Mean age at presentation was 38.2 years. Mean duration of symptoms was 9.6 years. Underlying etiology of visual impairment included retinal dystrophy/degeneration (n = 35), disorders of the optic nerve (n = 17), glaucoma (n = 10), diabetic retinopathy (n = 9), age-related macular degeneration (n = 5), uncorrected refractive errors (n = 5), and miscellaneous diseases (n = 19). Mean presenting BCVA in the better eye was 0.83 (±0.64) which improved significantly to 0.78 (±0.63) after LVC (P < 0.001). The HADS-Depression subscale score was comparable for severity of visual impairment for both distance (P = 0.57) and near vision (P = 0.61). Similarly, HADS-Anxiety scores were also comparable for severity of distance (P = 0.34) and near-visual impairment (NVI; P = 0.50). At baseline, mean HADS-Depression and HADS-Anxiety scores were 8.4 (±3.7) and 9.6 (±4.3) points, which improved significantly to 6.0 (±3.4) and 6.7 (±3.7), respectively, after low-vision correction (P < 0.001).

CONCLUSION

Low vision correction can significantly improve anxiety and depression indicators in visually impaired patients.

摘要

目的

使用医院焦虑抑郁量表(HADS)评估低视力护理(LVC)患者的焦虑和抑郁情况。

方法

在这项前瞻性观察研究中,对100例最佳矫正视力(BCVA)较差眼低于6/18或视野范围从注视中心起小于10°的患者,在低视力护理前后使用HADS问卷的抑郁和焦虑分量表进行评估。
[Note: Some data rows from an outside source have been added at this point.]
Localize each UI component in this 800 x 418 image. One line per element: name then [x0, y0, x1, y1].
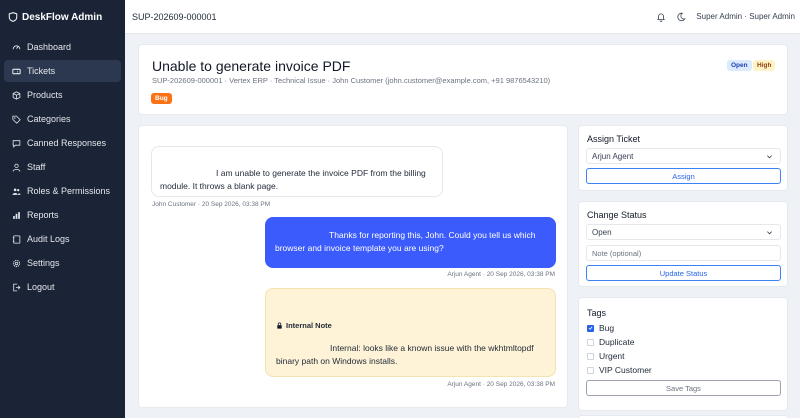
chat-icon	[12, 139, 21, 148]
tag-option-urgent[interactable]: Urgent	[587, 351, 625, 361]
sidebar-item-staff[interactable]: Staff	[4, 156, 121, 178]
logout-icon	[13, 283, 21, 291]
assign-button[interactable]: Assign	[586, 168, 781, 184]
sidebar-item-reports[interactable]: Reports	[4, 204, 121, 226]
assign-title: Assign Ticket	[587, 134, 641, 144]
tag-option-vip-customer[interactable]: VIP Customer	[587, 365, 652, 375]
brand: DeskFlow Admin	[0, 0, 125, 34]
sidebar-item-products[interactable]: Products	[4, 84, 121, 106]
sidebar-item-logout[interactable]: Logout	[4, 276, 121, 298]
user-menu[interactable]: Super Admin · Super Admin	[696, 12, 795, 21]
sidebar-item-label: Logout	[27, 282, 55, 292]
chevron-down-icon	[767, 155, 772, 159]
sidebar-item-label: Canned Responses	[27, 138, 107, 148]
status-badge: Open	[727, 60, 752, 71]
conversation-panel: I am unable to generate the invoice PDF …	[138, 125, 568, 408]
speedometer-icon	[12, 44, 21, 49]
sidebar-item-categories[interactable]: Categories	[4, 108, 121, 130]
message-meta: Arjun Agent · 20 Sep 2026, 03:38 PM	[447, 381, 555, 388]
chevron-down-icon	[767, 231, 772, 235]
sidebar-item-label: Audit Logs	[27, 234, 70, 244]
message-meta: Arjun Agent · 20 Sep 2026, 03:38 PM	[447, 271, 555, 278]
tags-panel: Tags Bug Duplicate Urgent VIP Customer S…	[578, 297, 788, 411]
sidebar-item-tickets[interactable]: Tickets	[4, 60, 121, 82]
message-text: Thanks for reporting this, John. Could y…	[275, 230, 536, 253]
ticket-subtitle: SUP-202609-000001 · Vertex ERP · Technic…	[152, 76, 551, 85]
ticket-header: Unable to generate invoice PDF SUP-20260…	[138, 44, 788, 115]
priority-badge: High	[753, 60, 776, 71]
shield-icon	[8, 12, 18, 22]
topbar: SUP-202609-000001 Super Admin · Super Ad…	[125, 0, 800, 34]
checkbox[interactable]	[587, 324, 594, 332]
label-badge: Bug	[151, 93, 172, 104]
assignee-select[interactable]: Arjun Agent	[586, 148, 781, 164]
message-text: I am unable to generate the invoice PDF …	[160, 168, 426, 191]
tag-option-duplicate[interactable]: Duplicate	[587, 337, 634, 347]
tag-label: Urgent	[599, 351, 625, 361]
status-selected: Open	[592, 227, 612, 237]
lock-icon	[277, 322, 282, 329]
brand-name: DeskFlow Admin	[22, 11, 103, 23]
customer-message: I am unable to generate the invoice PDF …	[151, 146, 443, 197]
sidebar-item-label: Dashboard	[27, 42, 72, 52]
sidebar: DeskFlow Admin Dashboard Tickets Product…	[0, 0, 125, 418]
ticket-title: Unable to generate invoice PDF	[152, 58, 351, 74]
sidebar-item-label: Tickets	[27, 66, 56, 76]
checkbox[interactable]	[587, 366, 594, 374]
box-icon	[12, 90, 21, 100]
status-note-input[interactable]: Note (optional)	[586, 245, 781, 261]
tag-label: Bug	[599, 323, 615, 333]
bar-chart-icon	[13, 211, 20, 219]
sidebar-item-label: Roles & Permissions	[27, 186, 111, 196]
tag-label: VIP Customer	[599, 365, 652, 375]
tag-label: Duplicate	[599, 337, 635, 347]
checkbox[interactable]	[587, 338, 594, 346]
moon-icon[interactable]	[676, 12, 686, 22]
sidebar-item-settings[interactable]: Settings	[4, 252, 121, 274]
assignee-selected: Arjun Agent	[592, 151, 634, 161]
sidebar-item-label: Products	[27, 90, 63, 100]
topbar-ticket-id: SUP-202609-000001	[132, 11, 217, 22]
bell-icon[interactable]	[656, 12, 666, 22]
person-icon	[12, 163, 21, 172]
status-title: Change Status	[587, 210, 647, 220]
sidebar-nav: Dashboard Tickets Products Categories Ca…	[0, 36, 125, 298]
sidebar-item-label: Staff	[27, 162, 46, 172]
ticket-icon	[12, 68, 21, 74]
gear-icon	[12, 259, 21, 267]
agent-message: Thanks for reporting this, John. Could y…	[265, 217, 556, 268]
tag-icon	[12, 115, 21, 124]
sidebar-item-label: Categories	[27, 114, 71, 124]
sidebar-item-canned-responses[interactable]: Canned Responses	[4, 132, 121, 154]
sidebar-item-dashboard[interactable]: Dashboard	[4, 36, 121, 58]
sidebar-item-label: Settings	[27, 258, 60, 268]
status-select[interactable]: Open	[586, 224, 781, 240]
internal-note-header: Internal Note	[276, 319, 545, 332]
message-text: Internal: looks like a known issue with …	[276, 343, 534, 366]
status-panel: Change Status Open Note (optional) Updat…	[578, 201, 788, 287]
tag-option-bug[interactable]: Bug	[587, 323, 614, 333]
check-icon	[588, 326, 593, 330]
checkbox[interactable]	[587, 352, 594, 360]
journal-icon	[12, 234, 21, 244]
internal-note-title: Internal Note	[286, 321, 332, 330]
sidebar-item-roles[interactable]: Roles & Permissions	[4, 180, 121, 202]
tags-title: Tags	[587, 308, 607, 318]
internal-note: Internal Note Internal: looks like a kno…	[265, 288, 556, 377]
message-meta: John Customer · 20 Sep 2026, 03:38 PM	[152, 201, 271, 208]
save-tags-button[interactable]: Save Tags	[586, 380, 781, 396]
update-status-button[interactable]: Update Status	[586, 265, 781, 281]
assign-panel: Assign Ticket Arjun Agent Assign	[578, 125, 788, 191]
sidebar-item-audit-logs[interactable]: Audit Logs	[4, 228, 121, 250]
sidebar-item-label: Reports	[27, 210, 59, 220]
people-icon	[12, 188, 21, 195]
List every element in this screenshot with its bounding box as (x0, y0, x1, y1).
HADS是一个包含14个条目的量表,焦虑和抑郁分量表各有7个条目。每个条目的评分范围为0至3分。分量表得分>8表示存在焦虑或抑郁。

结果

就诊时的平均年龄为38.2岁。症状的平均持续时间为9.6年。视力损害的潜在病因包括视网膜营养不良/变性(n = 35)、视神经疾病(n = 17)、青光眼(n = 10)、糖尿病视网膜病变(n = 9)、年龄相关性黄斑变性(n = 5)、未矫正的屈光不正(n = 5)以及其他杂症(n = 19)。较好眼的初始平均BCVA为0.83(±0.64),低视力护理后显著提高至0.78(±0.63)(P < 0.001)。HADS抑郁分量表得分在远视力(P = 0.57)和近视力(P = 0.61)的视力损害严重程度方面具有可比性。同样,HADS焦虑得分在远视力(P = 0.34)和近视力损害(NVI;P = 0.50)严重程度方面也具有可比性。在基线时,HADS抑郁和HADS焦虑的平均得分分别为8.4(±3.7)分和9.6(±4.3)分,低视力矫正后分别显著改善至6.0(±3.4)分和6.7(±3.7)分(P < 0.001)。

结论

低视力矫正可显著改善视力受损患者的焦虑和抑郁指标。